|Me with Eldest at 2 hours old|
As a mother, I personally find this difficult. I like the fact that my children are young enough to be inside our house and I know where they all are. I love the way they are growing into sociable, questioning and loving people in their own right. Yet something inside me wants to resist these changes, as much as I know I can't.
On my daughters first birthday I made her a cake in the shape of a '1' with smarties all over it. Everyone watched as she was completely oblivious to what was going on but revelled in being the centre of attention. Years have passed and today she is nine. It seems like only yesterday I was sitting in hospital grinning and saying I would "do it all again in a heartbeat." Last night she had her first sleepover party and this morning at exactly 8.10 I was sitting in the kitchen having an emotional moment thinking about the moment I became a mother, and she was upstairs laughing and joking with her friends. Oblivious, but in a totally different way.
|All of us in April 2011|
I know, I know, the parent/child bond will be there forever, but it's a different relationship. I am preparing myself for the loss of being at the centre of my children's world.

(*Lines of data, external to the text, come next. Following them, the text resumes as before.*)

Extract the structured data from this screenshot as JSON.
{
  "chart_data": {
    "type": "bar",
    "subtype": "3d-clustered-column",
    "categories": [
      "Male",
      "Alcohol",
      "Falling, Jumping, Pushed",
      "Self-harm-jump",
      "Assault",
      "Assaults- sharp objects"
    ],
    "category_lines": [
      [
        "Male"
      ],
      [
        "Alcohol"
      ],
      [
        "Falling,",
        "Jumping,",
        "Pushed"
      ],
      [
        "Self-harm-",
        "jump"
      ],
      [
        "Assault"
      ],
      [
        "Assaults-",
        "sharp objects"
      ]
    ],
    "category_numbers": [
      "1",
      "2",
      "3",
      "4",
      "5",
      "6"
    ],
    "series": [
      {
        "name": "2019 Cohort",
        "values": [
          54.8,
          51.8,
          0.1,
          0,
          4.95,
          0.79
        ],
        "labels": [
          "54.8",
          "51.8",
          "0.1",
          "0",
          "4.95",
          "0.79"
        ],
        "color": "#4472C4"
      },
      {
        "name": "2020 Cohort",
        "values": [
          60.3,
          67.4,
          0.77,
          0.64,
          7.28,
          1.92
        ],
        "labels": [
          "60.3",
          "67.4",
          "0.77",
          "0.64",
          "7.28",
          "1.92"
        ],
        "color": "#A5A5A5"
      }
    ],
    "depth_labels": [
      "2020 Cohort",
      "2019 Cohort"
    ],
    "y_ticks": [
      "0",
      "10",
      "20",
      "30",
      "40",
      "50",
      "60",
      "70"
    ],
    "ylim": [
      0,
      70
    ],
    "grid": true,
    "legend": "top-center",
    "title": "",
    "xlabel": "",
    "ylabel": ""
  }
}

This certainty is one of my motivations for writing. In 2009 I had a great sense of time racing on. My second child started school, and I started to wonder how I would cope with not feeling "needed" to the same extent any more. I started writing with the knowledge that when my third child starts school (Jan 2012) I will feel a deep sense of loss. When I come home to an empty house, missing the chatter of my children, at least I will always have my characters to keep me company.